It's a bitter pill to swallow, but Superman's only ever had one good movie.
You are the only person saying that, all as part of your transparent, rattled-nerve attack on present era DC movies--many being far superior to MCU entries.
Actually, long running movie series are by their nature serialized storytelling
No, they are not, hence the reason a majority of the Bond films (particularly Connery - Dalton) have little to nothing to do with others. Aside from random references to Tracy in a couple of films, entire plots (and however important the film's missions were) are rarely mentioned and/or have any bearing on the films that followed. A TV series is designed to be serialized, so again, your DS9 comparison--like so much of what you're posting--is not supported by facts.
Actually, the plots are intentionally designed to build to a larger payoff. And have worked beautifully in a way DC could never pull off.
DC did not need 200 films to make great individual films payoff. That's the inherent weakness of a film series (the MCU) that rarely develops its individual components as they should have been, instead leaning heavily on wafer-thin Easter eggs and set-ups for the next film.

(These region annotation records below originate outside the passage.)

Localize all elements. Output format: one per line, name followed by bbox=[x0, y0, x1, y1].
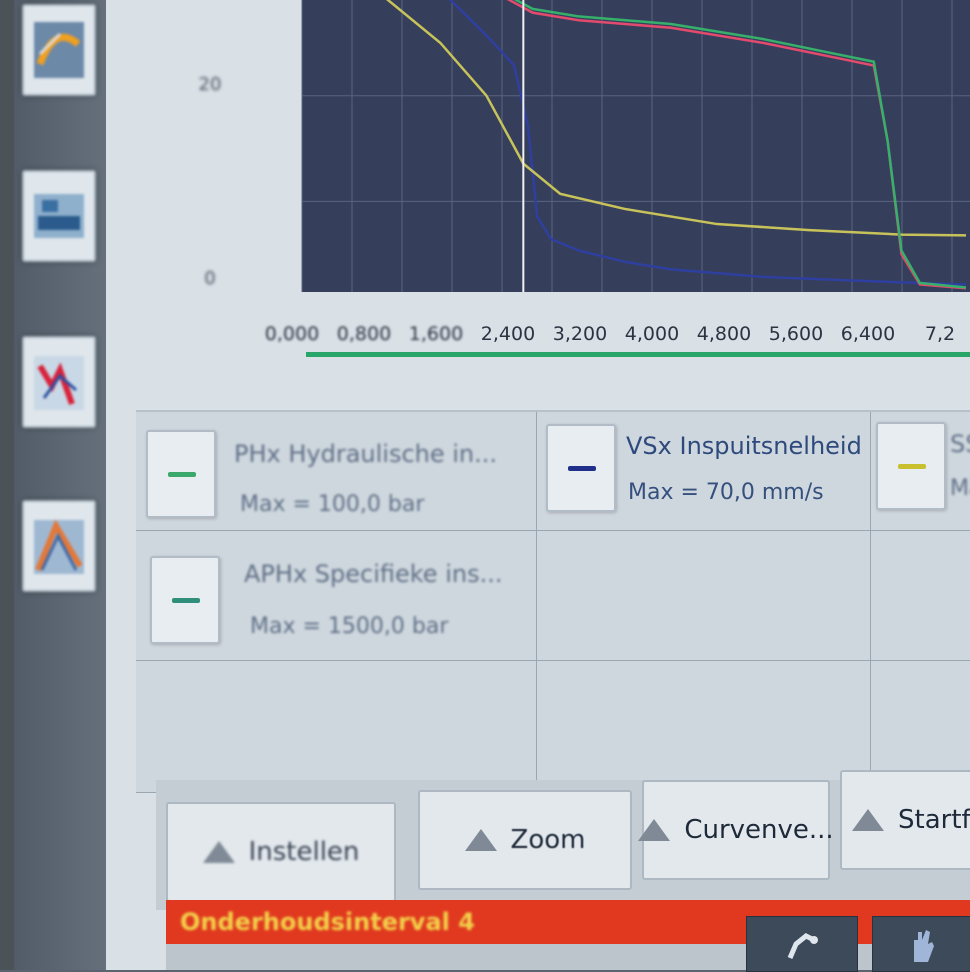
x-tick-label: 2,400 bbox=[481, 323, 535, 345]
up-triangle-icon bbox=[638, 819, 671, 841]
hand-icon bbox=[914, 930, 934, 962]
manual-hand-button[interactable] bbox=[872, 916, 970, 972]
signal-icon[interactable] bbox=[22, 336, 96, 428]
y-tick-label: 0 bbox=[204, 268, 215, 289]
legend-empty-cell bbox=[536, 530, 871, 661]
up-triangle-icon bbox=[464, 829, 497, 851]
function-button-bar: Instellen Zoom Curvenve... Startfun bbox=[156, 770, 970, 910]
legend-name: PHx Hydraulische in... bbox=[234, 440, 498, 468]
machine-icon[interactable] bbox=[22, 170, 96, 262]
up-triangle-icon bbox=[202, 841, 235, 863]
legend-color-button-aphx[interactable] bbox=[150, 556, 220, 644]
zoom-button[interactable]: Zoom bbox=[418, 790, 632, 890]
legend-swatch bbox=[172, 598, 200, 603]
x-tick-label: 4,000 bbox=[625, 323, 679, 345]
curve-icon[interactable] bbox=[22, 500, 96, 592]
status-text: Onderhoudsinterval 4 bbox=[180, 908, 475, 936]
startfu-label: Startfun bbox=[898, 805, 970, 835]
curvenve-label: Curvenve... bbox=[684, 815, 834, 845]
legend-color-button-phx[interactable] bbox=[146, 430, 216, 518]
x-tick-label: 6,400 bbox=[841, 323, 895, 345]
x-tick-label: 1,600 bbox=[409, 323, 463, 345]
legend-item-vsx[interactable]: VSx Inspuitsnelheid Max = 70,0 mm/s bbox=[536, 412, 871, 531]
instellen-button[interactable]: Instellen bbox=[166, 802, 396, 902]
startfu-button[interactable]: Startfun bbox=[840, 770, 970, 870]
x-tick-label: 0,800 bbox=[337, 323, 391, 345]
legend-max: Ma bbox=[950, 476, 970, 501]
x-tick-label: 5,600 bbox=[769, 323, 823, 345]
graph-image-icon[interactable] bbox=[22, 4, 96, 96]
legend-max: Max = 100,0 bar bbox=[240, 492, 425, 517]
curve-legend: PHx Hydraulische in... Max = 100,0 bar V… bbox=[136, 410, 970, 793]
curvenve-button[interactable]: Curvenve... bbox=[638, 780, 834, 880]
monitor-bezel bbox=[0, 0, 14, 970]
x-tick-label: 4,800 bbox=[697, 323, 751, 345]
chart-area: 0,000 0,800 1,600 2,400 3,200 4,000 4,800 5,600… bbox=[106, 0, 970, 400]
instellen-label: Instellen bbox=[248, 837, 360, 867]
robot-button[interactable] bbox=[746, 916, 858, 972]
x-tick-label: 3,200 bbox=[553, 323, 607, 345]
zoom-label: Zoom bbox=[510, 825, 586, 855]
legend-swatch bbox=[168, 472, 196, 477]
legend-item-ss[interactable]: SS Ma bbox=[870, 412, 970, 531]
legend-item-phx[interactable]: PHx Hydraulische in... Max = 100,0 bar bbox=[136, 412, 537, 531]
legend-max: Max = 70,0 mm/s bbox=[628, 480, 824, 505]
up-triangle-icon bbox=[852, 809, 884, 831]
process-curve-chart: 0,000 0,800 1,600 2,400 3,200 4,000 4,800 5,600… bbox=[199, 0, 970, 345]
legend-swatch bbox=[898, 464, 926, 469]
x-tick-label: 0,000 bbox=[265, 323, 319, 345]
sidebar bbox=[14, 0, 106, 970]
x-tick-label: 7,2 bbox=[925, 323, 955, 345]
y-tick-label: 20 bbox=[199, 74, 222, 95]
legend-name: VSx Inspuitsnelheid bbox=[626, 432, 862, 460]
legend-name: APHx Specifieke ins... bbox=[244, 560, 503, 588]
robot-arm-icon bbox=[787, 933, 818, 959]
legend-color-button-ss[interactable] bbox=[876, 422, 946, 510]
timeline-bar bbox=[306, 352, 970, 357]
legend-max: Max = 1500,0 bar bbox=[250, 614, 449, 639]
legend-name: SS bbox=[950, 430, 970, 458]
legend-item-aphx[interactable]: APHx Specifieke ins... Max = 1500,0 bar bbox=[136, 530, 537, 661]
legend-color-button-vsx[interactable] bbox=[546, 424, 616, 512]
legend-empty-cell bbox=[536, 660, 871, 793]
legend-empty-cell bbox=[136, 660, 537, 793]
main-screen: 0,000 0,800 1,600 2,400 3,200 4,000 4,800 5,600… bbox=[106, 0, 970, 972]
legend-empty-cell bbox=[870, 530, 970, 661]
legend-swatch bbox=[568, 466, 596, 471]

And BTW, the MCU's "Thin" plots are as sturdy as anything DC has put out.
Not even close.
The millions of whom admitted it's a typical clichefest of "Loner goes psycho" and were attracted merely by the name "Joker" even if it wasn't really about him.

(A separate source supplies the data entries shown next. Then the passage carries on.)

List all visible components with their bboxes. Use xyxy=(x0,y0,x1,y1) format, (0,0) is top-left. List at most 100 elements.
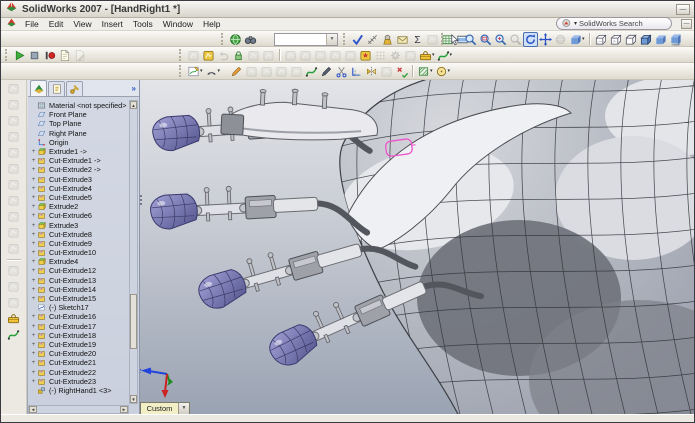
tree-vertical-scrollbar[interactable]: ▲ ▼ xyxy=(129,100,138,404)
propertymanager-tab[interactable] xyxy=(48,81,65,96)
mirror-entities[interactable] xyxy=(364,64,379,79)
tree-expander-icon[interactable]: + xyxy=(30,222,37,229)
tree-expander-icon[interactable]: + xyxy=(30,231,37,238)
exit-sketch[interactable] xyxy=(394,64,409,79)
tree-item[interactable]: +Cut-Extrude17 xyxy=(30,322,129,331)
search-box[interactable]: ▾ SolidWorks Search xyxy=(556,17,672,30)
mdi-minimize-button[interactable]: — xyxy=(681,19,692,29)
fillet[interactable] xyxy=(6,145,21,160)
scroll-right-icon[interactable]: ► xyxy=(120,406,128,413)
smart-dimension[interactable] xyxy=(204,64,219,79)
shadows-in-shaded-mode[interactable] xyxy=(668,32,683,47)
tree-item[interactable]: +Cut-Extrude21 xyxy=(30,358,129,367)
tree-item[interactable]: +Cut-Extrude1 -> xyxy=(30,156,129,165)
extruded-boss[interactable] xyxy=(186,48,201,63)
toolbar-grip[interactable] xyxy=(179,49,184,61)
lofted-boss[interactable] xyxy=(6,129,21,144)
move-entities[interactable] xyxy=(379,64,394,79)
spell-check[interactable] xyxy=(350,32,365,47)
standard-views[interactable] xyxy=(553,32,568,47)
construction-circle[interactable] xyxy=(434,64,449,79)
circular-pattern[interactable] xyxy=(328,48,343,63)
display-style[interactable] xyxy=(568,32,583,47)
tree-item[interactable]: +Cut-Extrude8 xyxy=(30,230,129,239)
toolbar-grip[interactable] xyxy=(5,49,10,61)
display-state-combo[interactable]: Custom ▼ xyxy=(140,402,190,414)
design-binder[interactable] xyxy=(395,32,410,47)
tree-expander-icon[interactable]: + xyxy=(30,148,37,155)
tree-item[interactable]: (-) RightHand1 <3> xyxy=(30,386,129,395)
tree-expander-icon[interactable]: + xyxy=(30,359,37,366)
wireframe[interactable] xyxy=(593,32,608,47)
toolbar-grip[interactable] xyxy=(441,33,446,45)
curve-tools-flyout-caret-icon[interactable]: ▾ xyxy=(450,52,453,58)
linear-pattern[interactable] xyxy=(6,241,21,256)
previous-view[interactable] xyxy=(448,32,463,47)
measure[interactable] xyxy=(365,32,380,47)
toolbar-grip[interactable] xyxy=(179,65,184,77)
tree-item[interactable]: Material <not specified> xyxy=(30,101,129,110)
centerpoint-arc[interactable] xyxy=(289,64,304,79)
shell[interactable] xyxy=(6,177,21,192)
deform[interactable] xyxy=(6,295,21,310)
display-state-dropdown-icon[interactable]: ▼ xyxy=(178,403,189,414)
toolbox[interactable] xyxy=(418,48,433,63)
tree-item[interactable]: +Cut-Extrude10 xyxy=(30,248,129,257)
convert-entities[interactable] xyxy=(349,64,364,79)
shaded[interactable] xyxy=(653,32,668,47)
menu-edit[interactable]: Edit xyxy=(44,19,69,29)
pan[interactable] xyxy=(538,32,553,47)
construction-circle-flyout-caret-icon[interactable]: ▾ xyxy=(448,68,451,74)
tree-expander-icon[interactable]: + xyxy=(30,295,37,302)
mirror-feature[interactable] xyxy=(343,48,358,63)
tree-expander-icon[interactable]: + xyxy=(30,267,37,274)
menu-window[interactable]: Window xyxy=(158,19,198,29)
revolved-boss[interactable] xyxy=(201,48,216,63)
shell[interactable] xyxy=(231,48,246,63)
tree-expander-icon[interactable]: + xyxy=(30,369,37,376)
tree-item[interactable]: +Cut-Extrude20 xyxy=(30,349,129,358)
tree-expander-icon[interactable]: + xyxy=(30,212,37,219)
tree-item[interactable]: +Cut-Extrude23 xyxy=(30,377,129,386)
panel-splitter-handle[interactable] xyxy=(140,195,143,211)
tree-expander-icon[interactable]: + xyxy=(30,332,37,339)
tree-item[interactable]: +Cut-Extrude9 xyxy=(30,239,129,248)
menu-view[interactable]: View xyxy=(68,19,96,29)
area-hatch-flyout-caret-icon[interactable]: ▾ xyxy=(430,68,433,74)
sketch[interactable] xyxy=(186,64,201,79)
check-entity[interactable] xyxy=(425,32,440,47)
tree-item[interactable]: +Cut-Extrude5 xyxy=(30,193,129,202)
menu-insert[interactable]: Insert xyxy=(97,19,128,29)
tree-item[interactable]: +Extrude3 xyxy=(30,220,129,229)
tree-item[interactable]: +Cut-Extrude19 xyxy=(30,340,129,349)
mass-properties[interactable] xyxy=(380,32,395,47)
middle-finger[interactable] xyxy=(149,179,367,244)
toolbar-grip[interactable] xyxy=(343,33,348,45)
tree-expander-icon[interactable]: + xyxy=(30,166,37,173)
tree-expander-icon[interactable]: + xyxy=(30,323,37,330)
trim-entities[interactable] xyxy=(334,64,349,79)
record-macro[interactable] xyxy=(42,48,57,63)
tree-item[interactable]: +Extrude1 -> xyxy=(30,147,129,156)
rectangle[interactable] xyxy=(259,64,274,79)
mirror[interactable] xyxy=(6,263,21,278)
curve-tools[interactable] xyxy=(436,48,451,63)
tree-item[interactable]: +Cut-Extrude15 xyxy=(30,294,129,303)
toolbox-flyout-caret-icon[interactable]: ▾ xyxy=(432,52,435,58)
chamfer[interactable] xyxy=(298,48,313,63)
scroll-down-icon[interactable]: ▼ xyxy=(130,395,137,403)
tree-expander-icon[interactable]: + xyxy=(30,176,37,183)
tree-item[interactable]: +Cut-Extrude6 xyxy=(30,211,129,220)
stop-macro[interactable] xyxy=(27,48,42,63)
minimize-button[interactable]: — xyxy=(676,4,690,15)
dome[interactable] xyxy=(6,279,21,294)
draft[interactable] xyxy=(6,209,21,224)
fillet[interactable] xyxy=(283,48,298,63)
zoom-to-fit[interactable] xyxy=(463,32,478,47)
rotate-view[interactable] xyxy=(523,32,538,47)
linear-pattern[interactable] xyxy=(313,48,328,63)
tree-expander-icon[interactable]: + xyxy=(30,258,37,265)
options[interactable] xyxy=(388,48,403,63)
run-macro[interactable] xyxy=(12,48,27,63)
search-binoculars-icon[interactable] xyxy=(243,32,258,47)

Translation: you're still incredibly bitter that a DC movie was one of the most celebrated films of the year, while those operating on the other side of the street used up an already dead battery with predictable plotting and no lasting impact.

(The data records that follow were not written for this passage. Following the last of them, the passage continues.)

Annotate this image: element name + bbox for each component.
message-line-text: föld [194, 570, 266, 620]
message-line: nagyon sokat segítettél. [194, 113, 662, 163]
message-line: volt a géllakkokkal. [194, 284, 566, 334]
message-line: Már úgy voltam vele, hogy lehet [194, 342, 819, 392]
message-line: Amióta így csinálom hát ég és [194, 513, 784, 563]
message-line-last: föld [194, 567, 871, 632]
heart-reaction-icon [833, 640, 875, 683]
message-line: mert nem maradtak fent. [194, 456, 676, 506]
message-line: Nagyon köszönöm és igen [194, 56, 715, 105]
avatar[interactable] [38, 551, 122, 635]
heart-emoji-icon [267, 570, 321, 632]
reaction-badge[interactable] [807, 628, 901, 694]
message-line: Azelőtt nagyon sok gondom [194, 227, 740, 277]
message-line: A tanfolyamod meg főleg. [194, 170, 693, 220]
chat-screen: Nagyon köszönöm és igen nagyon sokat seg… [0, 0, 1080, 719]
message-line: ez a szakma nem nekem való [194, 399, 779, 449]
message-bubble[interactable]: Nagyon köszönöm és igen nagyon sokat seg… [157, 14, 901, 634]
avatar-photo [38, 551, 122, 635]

Fine, back in 2005 it would've been seen as too controversial to award him for the homosexual love scenes because homophobia was more prevalent then.
YOU are the one making a completely unsubstantiated claim all to attack a dead man who won for a DC role--which drives you to daily fits of rage. Key: your assumption is that the Academy had a preference to give him an award for
Brokeback Mountain, which is another of saying you think the voters had some sort of gay agenda, otherwise his performance
was not deserving of recognition. A double slap. That is exactly what you're saying, and again, aside from kicking a dead man, you're a straight-up homophobe.